Top-down funds needed

Bus travel can’t be a time-efficient mode for all, unless funding comes from the Feds

Top-down funds needed
Driving can be much faster that catching mutiple public transport services for people in Melbourne's outer suburbs, but this can be changed if the Federal Government invests in public transport

Politicians are increasingly calling for Federal Government to directly fund key public transport initiatives in Australia’s major cities.

The Infrastructure Australia report is just one of number of case studies that have recommended investment at a national level is required to ease congestion, maximise the productivity of each state and increase service levels so that public transport become a real option for private vehicle commuters.

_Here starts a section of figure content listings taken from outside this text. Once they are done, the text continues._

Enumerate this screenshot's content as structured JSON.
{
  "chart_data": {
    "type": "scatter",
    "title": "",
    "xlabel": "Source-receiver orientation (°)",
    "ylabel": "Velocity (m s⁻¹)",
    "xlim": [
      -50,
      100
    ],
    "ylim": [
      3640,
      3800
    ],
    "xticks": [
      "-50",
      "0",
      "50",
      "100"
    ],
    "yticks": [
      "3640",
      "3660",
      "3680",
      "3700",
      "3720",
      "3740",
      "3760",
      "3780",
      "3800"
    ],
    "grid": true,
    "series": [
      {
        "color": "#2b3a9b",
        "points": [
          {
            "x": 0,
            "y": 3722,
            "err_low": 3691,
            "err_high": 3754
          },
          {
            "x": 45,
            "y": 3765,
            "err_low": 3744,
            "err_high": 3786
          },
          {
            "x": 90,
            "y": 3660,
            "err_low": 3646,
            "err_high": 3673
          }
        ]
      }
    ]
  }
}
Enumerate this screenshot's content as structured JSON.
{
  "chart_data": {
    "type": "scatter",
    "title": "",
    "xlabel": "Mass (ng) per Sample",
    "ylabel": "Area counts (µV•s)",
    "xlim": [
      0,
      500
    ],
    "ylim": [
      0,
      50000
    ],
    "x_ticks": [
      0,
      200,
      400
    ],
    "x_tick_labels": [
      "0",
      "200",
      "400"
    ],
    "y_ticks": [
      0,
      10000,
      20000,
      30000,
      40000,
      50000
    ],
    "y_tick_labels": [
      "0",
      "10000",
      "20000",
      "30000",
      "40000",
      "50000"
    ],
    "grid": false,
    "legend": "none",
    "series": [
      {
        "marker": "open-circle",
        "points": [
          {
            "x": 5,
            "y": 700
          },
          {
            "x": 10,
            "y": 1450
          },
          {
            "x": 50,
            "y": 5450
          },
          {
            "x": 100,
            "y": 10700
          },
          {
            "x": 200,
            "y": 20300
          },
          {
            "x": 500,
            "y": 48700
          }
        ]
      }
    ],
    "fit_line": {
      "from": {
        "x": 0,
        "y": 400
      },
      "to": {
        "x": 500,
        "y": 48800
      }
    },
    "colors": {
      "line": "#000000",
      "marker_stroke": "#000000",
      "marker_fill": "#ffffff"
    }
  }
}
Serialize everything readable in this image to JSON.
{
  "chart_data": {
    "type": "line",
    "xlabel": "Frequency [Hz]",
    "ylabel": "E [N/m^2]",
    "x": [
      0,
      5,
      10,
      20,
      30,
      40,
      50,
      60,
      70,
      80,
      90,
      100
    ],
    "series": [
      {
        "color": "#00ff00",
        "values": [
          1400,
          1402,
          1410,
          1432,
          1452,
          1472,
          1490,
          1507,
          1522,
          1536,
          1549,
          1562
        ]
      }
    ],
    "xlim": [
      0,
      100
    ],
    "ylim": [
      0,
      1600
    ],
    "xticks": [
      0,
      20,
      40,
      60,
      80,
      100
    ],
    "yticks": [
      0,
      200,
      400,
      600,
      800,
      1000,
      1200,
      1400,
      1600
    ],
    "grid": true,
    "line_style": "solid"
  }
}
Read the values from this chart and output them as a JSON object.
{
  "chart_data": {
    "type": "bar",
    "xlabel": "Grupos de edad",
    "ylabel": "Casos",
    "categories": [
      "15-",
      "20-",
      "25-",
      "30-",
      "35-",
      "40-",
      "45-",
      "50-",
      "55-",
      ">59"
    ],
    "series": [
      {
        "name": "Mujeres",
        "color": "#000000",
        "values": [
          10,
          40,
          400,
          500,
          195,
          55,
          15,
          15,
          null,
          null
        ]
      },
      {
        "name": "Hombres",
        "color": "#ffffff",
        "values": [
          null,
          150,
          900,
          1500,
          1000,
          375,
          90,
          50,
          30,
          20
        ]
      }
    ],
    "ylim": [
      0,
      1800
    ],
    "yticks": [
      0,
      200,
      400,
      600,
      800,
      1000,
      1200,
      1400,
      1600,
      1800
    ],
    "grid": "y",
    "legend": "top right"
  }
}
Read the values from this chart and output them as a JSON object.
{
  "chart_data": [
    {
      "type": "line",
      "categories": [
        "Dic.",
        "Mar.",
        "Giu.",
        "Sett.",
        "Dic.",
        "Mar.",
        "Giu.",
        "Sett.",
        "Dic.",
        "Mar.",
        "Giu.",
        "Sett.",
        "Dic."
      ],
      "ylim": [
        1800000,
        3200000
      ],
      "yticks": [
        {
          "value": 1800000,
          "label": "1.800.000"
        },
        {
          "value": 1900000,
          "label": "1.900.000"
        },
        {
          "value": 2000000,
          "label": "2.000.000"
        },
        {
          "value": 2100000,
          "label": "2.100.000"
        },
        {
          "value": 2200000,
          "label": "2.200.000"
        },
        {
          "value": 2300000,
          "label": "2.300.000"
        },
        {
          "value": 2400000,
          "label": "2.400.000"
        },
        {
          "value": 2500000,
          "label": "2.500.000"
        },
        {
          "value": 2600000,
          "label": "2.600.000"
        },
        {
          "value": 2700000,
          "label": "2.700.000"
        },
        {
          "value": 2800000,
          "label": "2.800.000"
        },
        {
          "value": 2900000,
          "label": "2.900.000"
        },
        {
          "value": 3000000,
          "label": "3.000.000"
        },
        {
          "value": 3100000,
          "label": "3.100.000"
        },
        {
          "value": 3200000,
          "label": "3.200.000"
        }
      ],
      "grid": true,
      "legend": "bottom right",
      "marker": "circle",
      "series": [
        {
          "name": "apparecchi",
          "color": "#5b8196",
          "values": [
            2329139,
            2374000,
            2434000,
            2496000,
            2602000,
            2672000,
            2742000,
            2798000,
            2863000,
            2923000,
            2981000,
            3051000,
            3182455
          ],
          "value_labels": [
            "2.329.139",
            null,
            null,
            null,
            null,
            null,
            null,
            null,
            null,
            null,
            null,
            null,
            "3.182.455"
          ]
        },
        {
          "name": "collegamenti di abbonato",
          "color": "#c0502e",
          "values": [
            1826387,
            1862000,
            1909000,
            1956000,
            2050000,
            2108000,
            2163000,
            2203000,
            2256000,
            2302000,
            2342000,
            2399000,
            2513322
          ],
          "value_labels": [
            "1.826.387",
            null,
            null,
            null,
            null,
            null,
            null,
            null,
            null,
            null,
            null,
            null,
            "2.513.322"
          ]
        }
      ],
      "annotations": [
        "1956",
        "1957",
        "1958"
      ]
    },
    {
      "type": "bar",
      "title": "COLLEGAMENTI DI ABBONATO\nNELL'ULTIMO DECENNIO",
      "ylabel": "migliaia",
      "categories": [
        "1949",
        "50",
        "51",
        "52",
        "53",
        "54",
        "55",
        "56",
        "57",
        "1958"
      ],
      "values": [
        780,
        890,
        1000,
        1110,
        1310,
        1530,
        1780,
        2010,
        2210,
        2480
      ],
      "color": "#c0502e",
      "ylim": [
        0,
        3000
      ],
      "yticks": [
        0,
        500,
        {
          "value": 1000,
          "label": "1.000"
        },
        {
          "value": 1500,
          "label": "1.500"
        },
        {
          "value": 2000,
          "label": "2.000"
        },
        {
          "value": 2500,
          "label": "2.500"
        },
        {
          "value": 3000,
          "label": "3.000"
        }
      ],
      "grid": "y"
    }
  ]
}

Victorian senator Janet Rice used the example of two Melbourne commuters to highlight the need for national investment during her speech in the senate on June 24.

To summarise her point, while public transport is often an option for those who live close to the city, it is often not for those who live on the outer fringes – largely due to inadequate and inconvenient bus services.

For those in the outer-suburbs, it is often much faster to drive because of the need to catch multiple services that don’t connect seamlessly.

Rice’s recommendation in light of this situation is clear.

"We need to get away from this outdated thinking that federal transport funding should just be about roads."

Shadow minister for infrastructure and transport Anthony Albanese agrees.

"Anyone who wonders whether governments should invest in public transport in this country should take a ride on Victoria’s new Regional Rail Link," he says.

"This fantastic public transport project, expected to deliver the state’s economy $300m a year in productivity gains, should also cause the commonwealth government to seriously reconsider its stubborn refusal to get behind the plan to build the Melbourne Metro.

"Australian cities are creaking under the weight of population growth and urban sprawl and road networks with limited capacity are struggling to cope."

Bus Industry Confederation (BIC) executive director Michael Apps says a Federal Government investment in improved metropolitan bus networks is something BIC has advocated for many years.

He is confident that a public transport network that is nationally funded and well-integrated could achieve a standard where people can get to work other important destinations within 20 minutes, but cannot be done under the current state-funding model.